What Story Will the Stained-Glass Windows Tell?
This Sunday, I will be preaching at the Installation Service of the new pastor at the Santa Monica Presbyterian Church. It is one of those things we do as pastors of a connectional denomination. When you are asked to assist another group of the faith family, you always say “yes.” Rev. Kikanza Nuri Robins will be preaching.
There are three beautiful stained-glass windows in the sanctuary of the old United University Church’s nave that overlooked the worshippers. When we vacated the church property, we also said goodbye to the three windows with great sadness. They were part of the structure, and we had to leave them behind. We have since learned that the Theatre Department will use the church building, but their new design does not have a role for the stained-glass windows. They contacted me to ask if we wanted them, and I said, “of course.” USC will incur all the costs of removing the windows, packing them, and delivering them to us. I have already talked to the architect, and he is ready to incorporate them into the new design.
As I thought about the image of Jesus of the stained-glass window, I wondered what he had seen over the years. He had seen the heydays of the church when the sanctuary was full of staff and faculty of the university community and the LGBTIQ+ undocumented Hispanic community without housing that found support and encouragement from the church community. I am also sure Jesus saw the troubled souls on their knees praying desperately for God’s gracious mercy to wash over them as well as the praises of those who have known the blessings beyond imagination.

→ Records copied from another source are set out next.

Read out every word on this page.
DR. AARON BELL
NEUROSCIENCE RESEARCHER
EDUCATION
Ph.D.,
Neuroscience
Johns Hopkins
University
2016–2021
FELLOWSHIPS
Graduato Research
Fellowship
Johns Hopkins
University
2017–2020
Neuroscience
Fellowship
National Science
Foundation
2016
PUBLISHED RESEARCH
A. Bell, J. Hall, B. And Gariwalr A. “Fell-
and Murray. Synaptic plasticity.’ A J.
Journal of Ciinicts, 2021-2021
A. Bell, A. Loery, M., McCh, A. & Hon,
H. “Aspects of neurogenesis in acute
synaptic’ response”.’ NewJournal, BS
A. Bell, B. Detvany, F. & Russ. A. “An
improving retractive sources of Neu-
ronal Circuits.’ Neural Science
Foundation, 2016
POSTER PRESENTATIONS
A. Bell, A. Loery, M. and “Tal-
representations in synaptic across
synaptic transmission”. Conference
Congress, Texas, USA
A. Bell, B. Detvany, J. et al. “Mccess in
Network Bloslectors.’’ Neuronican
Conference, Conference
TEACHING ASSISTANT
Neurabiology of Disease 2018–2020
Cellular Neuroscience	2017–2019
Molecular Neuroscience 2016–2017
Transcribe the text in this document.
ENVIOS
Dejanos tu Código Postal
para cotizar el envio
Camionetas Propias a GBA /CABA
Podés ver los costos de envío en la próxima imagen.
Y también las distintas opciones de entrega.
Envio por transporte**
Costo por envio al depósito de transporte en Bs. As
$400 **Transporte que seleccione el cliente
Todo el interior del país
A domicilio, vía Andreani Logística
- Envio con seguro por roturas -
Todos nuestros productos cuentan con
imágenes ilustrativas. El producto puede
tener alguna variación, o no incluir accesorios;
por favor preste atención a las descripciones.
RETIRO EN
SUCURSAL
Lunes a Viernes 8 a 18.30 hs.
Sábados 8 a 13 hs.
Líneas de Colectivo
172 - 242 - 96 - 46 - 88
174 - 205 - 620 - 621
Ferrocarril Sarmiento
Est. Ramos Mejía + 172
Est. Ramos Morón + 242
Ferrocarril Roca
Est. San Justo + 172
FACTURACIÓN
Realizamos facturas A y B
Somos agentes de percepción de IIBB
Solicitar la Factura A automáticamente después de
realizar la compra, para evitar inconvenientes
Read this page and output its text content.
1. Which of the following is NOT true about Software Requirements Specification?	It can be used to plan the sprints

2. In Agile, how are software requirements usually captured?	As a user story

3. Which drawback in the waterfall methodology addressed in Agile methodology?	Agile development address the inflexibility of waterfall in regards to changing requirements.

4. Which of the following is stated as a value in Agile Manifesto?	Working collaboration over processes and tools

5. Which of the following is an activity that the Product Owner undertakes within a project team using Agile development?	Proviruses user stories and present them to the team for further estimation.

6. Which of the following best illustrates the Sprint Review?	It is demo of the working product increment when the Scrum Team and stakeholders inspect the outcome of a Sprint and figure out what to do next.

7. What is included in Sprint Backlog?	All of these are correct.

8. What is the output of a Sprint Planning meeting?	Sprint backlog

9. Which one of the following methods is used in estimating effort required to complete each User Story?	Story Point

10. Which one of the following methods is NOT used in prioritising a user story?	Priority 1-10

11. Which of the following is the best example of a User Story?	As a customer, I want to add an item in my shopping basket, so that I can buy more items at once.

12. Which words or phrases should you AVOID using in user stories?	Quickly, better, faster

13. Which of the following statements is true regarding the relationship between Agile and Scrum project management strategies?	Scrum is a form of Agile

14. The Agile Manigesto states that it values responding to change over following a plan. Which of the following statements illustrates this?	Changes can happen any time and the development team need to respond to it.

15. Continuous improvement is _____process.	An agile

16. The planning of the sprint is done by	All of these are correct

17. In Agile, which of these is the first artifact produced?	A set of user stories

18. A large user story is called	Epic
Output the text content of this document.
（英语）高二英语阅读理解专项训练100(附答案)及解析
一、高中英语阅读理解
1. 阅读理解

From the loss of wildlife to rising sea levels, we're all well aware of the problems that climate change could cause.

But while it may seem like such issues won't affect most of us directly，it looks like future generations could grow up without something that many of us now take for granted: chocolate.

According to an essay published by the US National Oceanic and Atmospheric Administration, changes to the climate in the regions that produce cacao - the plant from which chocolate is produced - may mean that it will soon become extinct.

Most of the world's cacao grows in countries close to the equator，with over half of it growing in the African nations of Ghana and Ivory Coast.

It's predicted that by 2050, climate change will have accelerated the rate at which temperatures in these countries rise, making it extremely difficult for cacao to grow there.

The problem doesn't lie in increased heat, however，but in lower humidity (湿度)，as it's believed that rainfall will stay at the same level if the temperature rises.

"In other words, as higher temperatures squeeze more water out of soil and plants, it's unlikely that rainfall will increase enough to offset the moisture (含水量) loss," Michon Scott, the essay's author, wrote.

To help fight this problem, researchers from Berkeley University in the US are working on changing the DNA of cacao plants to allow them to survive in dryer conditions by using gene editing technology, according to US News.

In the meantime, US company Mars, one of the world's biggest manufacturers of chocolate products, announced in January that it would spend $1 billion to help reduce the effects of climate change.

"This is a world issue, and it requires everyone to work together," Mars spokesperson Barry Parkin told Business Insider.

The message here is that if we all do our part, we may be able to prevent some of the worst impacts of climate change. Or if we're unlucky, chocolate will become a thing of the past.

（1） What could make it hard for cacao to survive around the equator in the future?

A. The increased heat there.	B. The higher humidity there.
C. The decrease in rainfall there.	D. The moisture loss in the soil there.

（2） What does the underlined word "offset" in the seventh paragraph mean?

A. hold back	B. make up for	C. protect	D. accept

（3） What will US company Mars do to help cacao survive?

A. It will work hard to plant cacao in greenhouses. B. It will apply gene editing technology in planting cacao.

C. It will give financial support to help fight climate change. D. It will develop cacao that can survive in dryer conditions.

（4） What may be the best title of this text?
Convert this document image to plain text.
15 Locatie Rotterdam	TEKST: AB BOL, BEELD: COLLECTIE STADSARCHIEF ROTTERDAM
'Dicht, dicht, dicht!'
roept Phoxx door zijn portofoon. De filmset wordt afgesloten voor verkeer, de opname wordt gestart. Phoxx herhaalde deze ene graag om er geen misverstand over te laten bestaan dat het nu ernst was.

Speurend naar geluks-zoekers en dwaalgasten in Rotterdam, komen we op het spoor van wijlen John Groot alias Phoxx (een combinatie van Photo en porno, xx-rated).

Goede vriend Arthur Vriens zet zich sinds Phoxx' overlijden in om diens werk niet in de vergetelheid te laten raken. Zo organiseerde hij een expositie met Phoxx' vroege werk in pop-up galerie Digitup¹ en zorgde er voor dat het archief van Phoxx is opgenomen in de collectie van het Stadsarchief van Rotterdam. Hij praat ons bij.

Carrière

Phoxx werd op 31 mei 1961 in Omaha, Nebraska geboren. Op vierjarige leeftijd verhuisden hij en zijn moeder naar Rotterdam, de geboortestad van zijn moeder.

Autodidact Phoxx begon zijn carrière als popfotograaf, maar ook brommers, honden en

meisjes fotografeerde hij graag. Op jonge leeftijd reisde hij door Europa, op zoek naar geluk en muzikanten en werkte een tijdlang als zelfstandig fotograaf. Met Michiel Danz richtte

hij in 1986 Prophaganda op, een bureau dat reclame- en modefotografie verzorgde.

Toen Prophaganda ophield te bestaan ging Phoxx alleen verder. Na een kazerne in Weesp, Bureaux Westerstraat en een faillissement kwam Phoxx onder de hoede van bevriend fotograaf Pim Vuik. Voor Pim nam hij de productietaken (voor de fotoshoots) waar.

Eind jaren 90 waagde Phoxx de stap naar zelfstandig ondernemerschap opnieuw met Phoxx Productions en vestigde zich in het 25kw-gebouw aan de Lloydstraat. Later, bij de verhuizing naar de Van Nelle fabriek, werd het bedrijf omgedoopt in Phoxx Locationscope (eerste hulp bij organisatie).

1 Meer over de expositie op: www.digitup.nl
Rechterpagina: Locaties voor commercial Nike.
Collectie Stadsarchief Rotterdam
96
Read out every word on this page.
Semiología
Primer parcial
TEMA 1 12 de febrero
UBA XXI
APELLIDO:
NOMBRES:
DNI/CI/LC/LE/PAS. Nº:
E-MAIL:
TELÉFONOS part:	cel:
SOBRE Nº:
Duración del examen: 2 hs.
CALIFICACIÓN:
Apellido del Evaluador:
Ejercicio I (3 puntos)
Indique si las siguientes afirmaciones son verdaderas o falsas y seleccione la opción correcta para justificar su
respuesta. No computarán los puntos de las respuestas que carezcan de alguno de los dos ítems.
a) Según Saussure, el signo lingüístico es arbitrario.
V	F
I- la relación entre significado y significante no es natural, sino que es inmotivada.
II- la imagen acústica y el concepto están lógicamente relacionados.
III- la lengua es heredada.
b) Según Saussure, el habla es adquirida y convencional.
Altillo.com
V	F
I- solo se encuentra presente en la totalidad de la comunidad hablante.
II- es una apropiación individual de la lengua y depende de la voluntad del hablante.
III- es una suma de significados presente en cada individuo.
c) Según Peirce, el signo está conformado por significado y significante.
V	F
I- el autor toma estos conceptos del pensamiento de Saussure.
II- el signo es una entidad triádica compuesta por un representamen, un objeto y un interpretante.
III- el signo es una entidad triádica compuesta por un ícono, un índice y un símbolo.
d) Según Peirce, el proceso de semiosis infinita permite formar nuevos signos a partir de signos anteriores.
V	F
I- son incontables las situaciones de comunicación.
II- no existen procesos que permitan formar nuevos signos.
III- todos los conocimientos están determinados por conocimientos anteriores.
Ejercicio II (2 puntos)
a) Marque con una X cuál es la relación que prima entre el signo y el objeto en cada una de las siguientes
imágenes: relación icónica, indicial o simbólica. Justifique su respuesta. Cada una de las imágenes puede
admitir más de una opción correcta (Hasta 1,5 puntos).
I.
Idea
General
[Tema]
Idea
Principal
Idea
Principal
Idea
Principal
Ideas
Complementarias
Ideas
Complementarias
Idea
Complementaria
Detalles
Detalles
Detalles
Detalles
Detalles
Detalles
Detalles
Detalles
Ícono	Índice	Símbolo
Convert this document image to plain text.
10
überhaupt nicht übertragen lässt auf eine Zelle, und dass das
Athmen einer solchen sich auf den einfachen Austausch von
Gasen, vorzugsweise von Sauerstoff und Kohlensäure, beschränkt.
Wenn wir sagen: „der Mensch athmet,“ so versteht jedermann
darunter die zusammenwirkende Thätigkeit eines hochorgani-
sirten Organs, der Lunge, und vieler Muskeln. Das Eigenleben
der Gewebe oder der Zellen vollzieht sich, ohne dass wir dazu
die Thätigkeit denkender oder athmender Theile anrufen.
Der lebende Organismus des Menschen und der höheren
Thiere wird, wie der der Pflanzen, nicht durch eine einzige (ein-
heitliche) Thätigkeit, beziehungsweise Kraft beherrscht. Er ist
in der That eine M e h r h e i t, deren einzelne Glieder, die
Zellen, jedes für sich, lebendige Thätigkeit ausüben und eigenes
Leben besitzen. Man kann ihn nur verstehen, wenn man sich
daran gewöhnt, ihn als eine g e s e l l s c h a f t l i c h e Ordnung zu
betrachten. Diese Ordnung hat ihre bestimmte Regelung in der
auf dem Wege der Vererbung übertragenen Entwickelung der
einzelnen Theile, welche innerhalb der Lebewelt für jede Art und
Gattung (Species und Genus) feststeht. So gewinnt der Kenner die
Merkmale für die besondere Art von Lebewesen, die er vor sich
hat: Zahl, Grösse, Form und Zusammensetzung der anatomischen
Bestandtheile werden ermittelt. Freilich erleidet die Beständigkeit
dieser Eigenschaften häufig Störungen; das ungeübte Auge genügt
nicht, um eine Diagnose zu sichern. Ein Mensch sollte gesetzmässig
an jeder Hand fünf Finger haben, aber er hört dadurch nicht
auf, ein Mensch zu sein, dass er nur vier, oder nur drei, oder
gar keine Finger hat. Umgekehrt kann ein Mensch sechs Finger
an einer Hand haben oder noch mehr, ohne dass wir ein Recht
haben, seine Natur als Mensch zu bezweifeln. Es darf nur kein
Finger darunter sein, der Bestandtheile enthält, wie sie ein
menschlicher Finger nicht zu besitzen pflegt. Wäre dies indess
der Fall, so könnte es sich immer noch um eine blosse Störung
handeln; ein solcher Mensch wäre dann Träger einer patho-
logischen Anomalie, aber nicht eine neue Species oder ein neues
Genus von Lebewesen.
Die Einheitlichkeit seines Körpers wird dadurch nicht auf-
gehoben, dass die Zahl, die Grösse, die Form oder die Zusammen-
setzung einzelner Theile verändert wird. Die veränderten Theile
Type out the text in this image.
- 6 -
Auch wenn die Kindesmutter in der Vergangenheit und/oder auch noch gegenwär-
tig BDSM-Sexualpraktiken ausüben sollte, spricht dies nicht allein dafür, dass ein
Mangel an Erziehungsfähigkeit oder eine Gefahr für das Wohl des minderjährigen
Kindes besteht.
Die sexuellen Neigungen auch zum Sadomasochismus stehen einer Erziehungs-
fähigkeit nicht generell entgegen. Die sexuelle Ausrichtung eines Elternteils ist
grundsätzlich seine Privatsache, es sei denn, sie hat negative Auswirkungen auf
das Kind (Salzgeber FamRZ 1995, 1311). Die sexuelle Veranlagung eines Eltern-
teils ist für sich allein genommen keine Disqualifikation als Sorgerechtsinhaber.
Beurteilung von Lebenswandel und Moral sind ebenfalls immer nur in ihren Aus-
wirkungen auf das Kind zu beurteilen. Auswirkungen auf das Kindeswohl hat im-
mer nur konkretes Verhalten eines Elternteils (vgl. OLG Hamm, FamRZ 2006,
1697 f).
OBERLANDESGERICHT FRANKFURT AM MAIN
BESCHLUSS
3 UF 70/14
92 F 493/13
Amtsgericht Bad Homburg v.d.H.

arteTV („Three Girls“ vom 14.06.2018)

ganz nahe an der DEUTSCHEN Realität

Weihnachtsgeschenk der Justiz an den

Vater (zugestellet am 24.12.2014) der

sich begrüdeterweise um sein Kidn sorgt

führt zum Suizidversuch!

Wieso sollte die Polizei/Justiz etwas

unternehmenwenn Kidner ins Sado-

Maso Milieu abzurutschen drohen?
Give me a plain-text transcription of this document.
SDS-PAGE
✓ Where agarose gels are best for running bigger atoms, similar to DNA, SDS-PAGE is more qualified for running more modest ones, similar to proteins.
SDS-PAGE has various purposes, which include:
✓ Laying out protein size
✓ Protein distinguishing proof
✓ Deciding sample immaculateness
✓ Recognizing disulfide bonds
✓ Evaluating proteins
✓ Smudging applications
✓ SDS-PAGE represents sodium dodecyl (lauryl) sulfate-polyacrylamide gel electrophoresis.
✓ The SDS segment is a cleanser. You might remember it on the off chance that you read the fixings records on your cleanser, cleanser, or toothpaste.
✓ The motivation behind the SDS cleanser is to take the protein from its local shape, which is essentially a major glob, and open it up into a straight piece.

I am sure Jesus also heard the glorious harmonies of the large choirs that reverberated the walls inviting the heavenly choirs of the angels to join them and the joyful songs of the contemporary band that moved the souls. Also were the cries of those whose hearts were torn apart by the pains of various life events as well as the celebrations of the joyful people. I am sure the stained-glass knows of the stories of the people of the former Methodist Episcopal Church, University Presbyterian Church, as well as the United University Church; it will also know our stories we are writing as the Hope on Union.
So, the question is, what stories will we tell? What stories are you writing? Will the stained-glass windows tell stories about how we provided hope for people in need in the community? Will the windows tell stories about how we stood in the gap of the racial and social divide in our community? Will the windows tell stories about how we restored the dignity of the poor? Will it tell the stories of how we stood in the gap and worked to care for the environment? Will it tell the story of how we gave people second chances at life through our café ministry?
Jesus is looking down upon us, through the stained-glass windows, and from the heavenly place above, but Jesus is seeing what story we are going to tell. Just as those who initially built the former UUC building during the height of the Great Depression to tell a story of God’s faithfulness, we will now continue to tell the story of God’s grace and mercy in our community.
So, whether Jesus is watching us from the stained-glass windows or heaven above, let us live our lives as people of faith and as the children of God to tell the story of God’s mercy and grace.